In terms of recovery expectations, however, the standard isn’t just to change from one low level (high price) to another less low level (slightly less high price), rather it is for the whole curve to indicate normalization potential across-the-board. Even the Federal Reserve doesn’t believe in that scenario anymore, all but admitting that whatever “recovery” they are now forced to envision is far different than the one they have been promising and even claiming they saw just over the horizon. Even the 2014 “overheating” scenario is dead. The best case for monetary policy in the Fed’s models seems to be where the federal funds rate might in a few more years get back to 3%.

Again, that is a position that the eurodollar curve staked out years ago, all the way back to 2011, only to be dismissed time and again by economists fixated on the unemployment rate; and not even the unemployment rate, per se, but more what they thought that statistic might tell them about the economy just over that mythical horizon.

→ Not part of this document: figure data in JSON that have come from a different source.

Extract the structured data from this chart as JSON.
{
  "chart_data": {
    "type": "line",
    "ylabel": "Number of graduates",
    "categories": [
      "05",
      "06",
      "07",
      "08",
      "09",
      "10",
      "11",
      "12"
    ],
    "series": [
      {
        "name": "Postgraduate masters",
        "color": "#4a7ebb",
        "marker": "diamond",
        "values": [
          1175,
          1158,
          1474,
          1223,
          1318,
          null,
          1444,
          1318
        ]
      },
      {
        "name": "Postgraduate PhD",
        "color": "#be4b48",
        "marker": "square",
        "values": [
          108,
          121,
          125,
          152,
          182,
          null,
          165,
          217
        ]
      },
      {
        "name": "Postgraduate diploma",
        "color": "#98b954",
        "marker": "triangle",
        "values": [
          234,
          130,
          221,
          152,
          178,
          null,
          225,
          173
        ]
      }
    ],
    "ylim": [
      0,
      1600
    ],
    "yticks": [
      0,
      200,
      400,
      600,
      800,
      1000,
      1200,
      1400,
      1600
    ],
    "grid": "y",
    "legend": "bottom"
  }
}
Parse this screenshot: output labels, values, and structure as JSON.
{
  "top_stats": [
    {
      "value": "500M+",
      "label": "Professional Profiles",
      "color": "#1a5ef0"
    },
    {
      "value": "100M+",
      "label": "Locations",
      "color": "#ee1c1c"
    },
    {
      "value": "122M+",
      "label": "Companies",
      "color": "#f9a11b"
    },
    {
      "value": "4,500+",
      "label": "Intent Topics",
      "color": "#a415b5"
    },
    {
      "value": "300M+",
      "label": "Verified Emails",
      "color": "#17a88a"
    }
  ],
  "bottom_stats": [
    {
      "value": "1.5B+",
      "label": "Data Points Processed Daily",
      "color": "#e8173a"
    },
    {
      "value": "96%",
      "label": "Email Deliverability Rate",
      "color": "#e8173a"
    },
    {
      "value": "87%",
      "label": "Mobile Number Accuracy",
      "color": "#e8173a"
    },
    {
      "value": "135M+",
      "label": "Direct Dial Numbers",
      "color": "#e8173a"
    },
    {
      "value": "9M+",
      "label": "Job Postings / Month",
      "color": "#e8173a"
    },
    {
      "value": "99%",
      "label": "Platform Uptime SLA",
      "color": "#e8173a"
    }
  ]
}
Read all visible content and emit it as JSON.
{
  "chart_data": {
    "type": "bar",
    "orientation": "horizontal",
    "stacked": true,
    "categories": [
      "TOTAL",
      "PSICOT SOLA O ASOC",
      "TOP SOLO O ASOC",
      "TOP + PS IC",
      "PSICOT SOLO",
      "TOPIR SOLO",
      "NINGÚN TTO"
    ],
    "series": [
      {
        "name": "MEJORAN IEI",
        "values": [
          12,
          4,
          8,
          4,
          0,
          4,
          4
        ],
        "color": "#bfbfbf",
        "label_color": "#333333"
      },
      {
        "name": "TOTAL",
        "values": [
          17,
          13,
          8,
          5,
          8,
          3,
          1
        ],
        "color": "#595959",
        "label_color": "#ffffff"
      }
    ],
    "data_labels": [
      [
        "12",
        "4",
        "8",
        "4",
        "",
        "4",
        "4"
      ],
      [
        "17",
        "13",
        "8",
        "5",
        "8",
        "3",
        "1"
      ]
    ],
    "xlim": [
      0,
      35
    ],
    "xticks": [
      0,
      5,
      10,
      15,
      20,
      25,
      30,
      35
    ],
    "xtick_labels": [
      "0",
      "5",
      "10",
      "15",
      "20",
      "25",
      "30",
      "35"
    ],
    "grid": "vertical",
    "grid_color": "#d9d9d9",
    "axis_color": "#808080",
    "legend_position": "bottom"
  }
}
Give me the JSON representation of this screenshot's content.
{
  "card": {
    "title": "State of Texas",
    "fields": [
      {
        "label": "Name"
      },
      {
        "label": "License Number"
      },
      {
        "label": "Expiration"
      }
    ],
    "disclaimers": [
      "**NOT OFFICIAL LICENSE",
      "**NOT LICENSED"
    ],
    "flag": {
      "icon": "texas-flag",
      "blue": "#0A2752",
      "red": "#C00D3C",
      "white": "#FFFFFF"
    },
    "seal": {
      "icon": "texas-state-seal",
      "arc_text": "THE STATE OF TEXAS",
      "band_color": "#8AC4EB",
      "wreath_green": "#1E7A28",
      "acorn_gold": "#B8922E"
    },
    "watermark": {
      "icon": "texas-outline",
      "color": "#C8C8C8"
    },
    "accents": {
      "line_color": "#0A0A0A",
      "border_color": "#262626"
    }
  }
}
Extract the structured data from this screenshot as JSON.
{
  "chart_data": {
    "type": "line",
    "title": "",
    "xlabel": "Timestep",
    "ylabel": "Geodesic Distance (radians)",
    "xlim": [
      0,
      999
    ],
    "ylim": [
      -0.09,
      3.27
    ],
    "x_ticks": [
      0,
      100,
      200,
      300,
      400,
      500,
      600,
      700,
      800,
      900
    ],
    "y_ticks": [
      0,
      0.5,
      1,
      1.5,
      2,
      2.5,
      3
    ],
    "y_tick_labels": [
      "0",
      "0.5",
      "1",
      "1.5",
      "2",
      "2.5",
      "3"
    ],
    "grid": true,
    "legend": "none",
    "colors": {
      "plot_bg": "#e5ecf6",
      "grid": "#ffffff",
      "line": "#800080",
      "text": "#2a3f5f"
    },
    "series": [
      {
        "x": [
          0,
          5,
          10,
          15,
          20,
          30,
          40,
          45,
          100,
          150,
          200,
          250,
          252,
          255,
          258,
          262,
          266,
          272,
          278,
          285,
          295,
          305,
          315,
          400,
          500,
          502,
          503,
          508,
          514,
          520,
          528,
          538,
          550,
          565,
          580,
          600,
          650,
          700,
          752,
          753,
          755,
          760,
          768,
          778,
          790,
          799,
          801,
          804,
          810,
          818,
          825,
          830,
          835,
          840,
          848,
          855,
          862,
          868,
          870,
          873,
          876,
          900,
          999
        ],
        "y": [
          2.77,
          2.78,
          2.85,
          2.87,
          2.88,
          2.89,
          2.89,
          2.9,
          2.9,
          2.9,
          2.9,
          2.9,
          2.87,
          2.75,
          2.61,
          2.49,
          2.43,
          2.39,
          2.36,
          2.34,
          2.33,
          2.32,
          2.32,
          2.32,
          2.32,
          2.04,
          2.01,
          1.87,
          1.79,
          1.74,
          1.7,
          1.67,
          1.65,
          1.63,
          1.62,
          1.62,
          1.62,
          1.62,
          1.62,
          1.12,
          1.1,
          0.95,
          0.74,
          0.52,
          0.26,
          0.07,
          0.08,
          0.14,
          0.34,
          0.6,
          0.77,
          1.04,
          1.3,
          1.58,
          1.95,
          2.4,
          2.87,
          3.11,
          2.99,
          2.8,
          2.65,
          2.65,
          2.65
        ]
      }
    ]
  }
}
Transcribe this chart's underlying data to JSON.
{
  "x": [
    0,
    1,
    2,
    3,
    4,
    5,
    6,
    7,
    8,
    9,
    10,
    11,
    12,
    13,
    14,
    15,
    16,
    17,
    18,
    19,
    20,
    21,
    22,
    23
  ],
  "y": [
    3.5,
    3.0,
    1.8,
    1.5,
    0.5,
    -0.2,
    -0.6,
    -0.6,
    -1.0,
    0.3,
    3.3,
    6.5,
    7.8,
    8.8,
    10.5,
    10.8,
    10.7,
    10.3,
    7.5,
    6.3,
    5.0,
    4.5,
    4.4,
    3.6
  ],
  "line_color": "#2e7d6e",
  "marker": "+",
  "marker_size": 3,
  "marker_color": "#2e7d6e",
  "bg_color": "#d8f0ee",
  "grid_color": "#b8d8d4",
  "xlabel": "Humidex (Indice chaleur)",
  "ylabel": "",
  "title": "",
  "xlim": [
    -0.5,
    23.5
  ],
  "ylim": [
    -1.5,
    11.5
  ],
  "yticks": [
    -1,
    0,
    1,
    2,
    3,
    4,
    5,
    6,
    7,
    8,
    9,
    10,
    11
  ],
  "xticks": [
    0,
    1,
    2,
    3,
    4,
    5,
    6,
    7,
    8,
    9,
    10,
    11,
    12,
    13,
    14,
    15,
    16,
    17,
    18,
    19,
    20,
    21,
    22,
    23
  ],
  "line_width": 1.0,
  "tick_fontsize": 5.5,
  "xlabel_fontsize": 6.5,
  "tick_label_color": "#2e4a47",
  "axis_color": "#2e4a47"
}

By that perspective, the possible “reflation” of 2016 is a far different set of circumstances than what it is being taken for. Markets, as is usually the case, tend to get overdone in either direction, but commentary about those extreme moves is at this time far further out of alignment than at any point since perhaps 2009. Again, I think it goes back to these markets pricing a range of scenarios for the intermediate term that are just a little less bad than they were in the summer before the BoJ; but still very, very different than recovery. But that isn’t what is being written about all of it, as the media is once more engrossed in full recovery as a narrative.

A true return to happier times would mean the June 2018 contract trading 95.40, not 98.40. Again, even the Fed has admitted to the large degree of difference, though they clearly still have no idea why. There is no actual recovery indicated in this “reflation” potential, meaning, in yet another case, a word being used for circumstances that a few years ago would have meant no possible way for that word to apply; another case of interpreting prices by incorrectly using the vocabulary of the business cycle.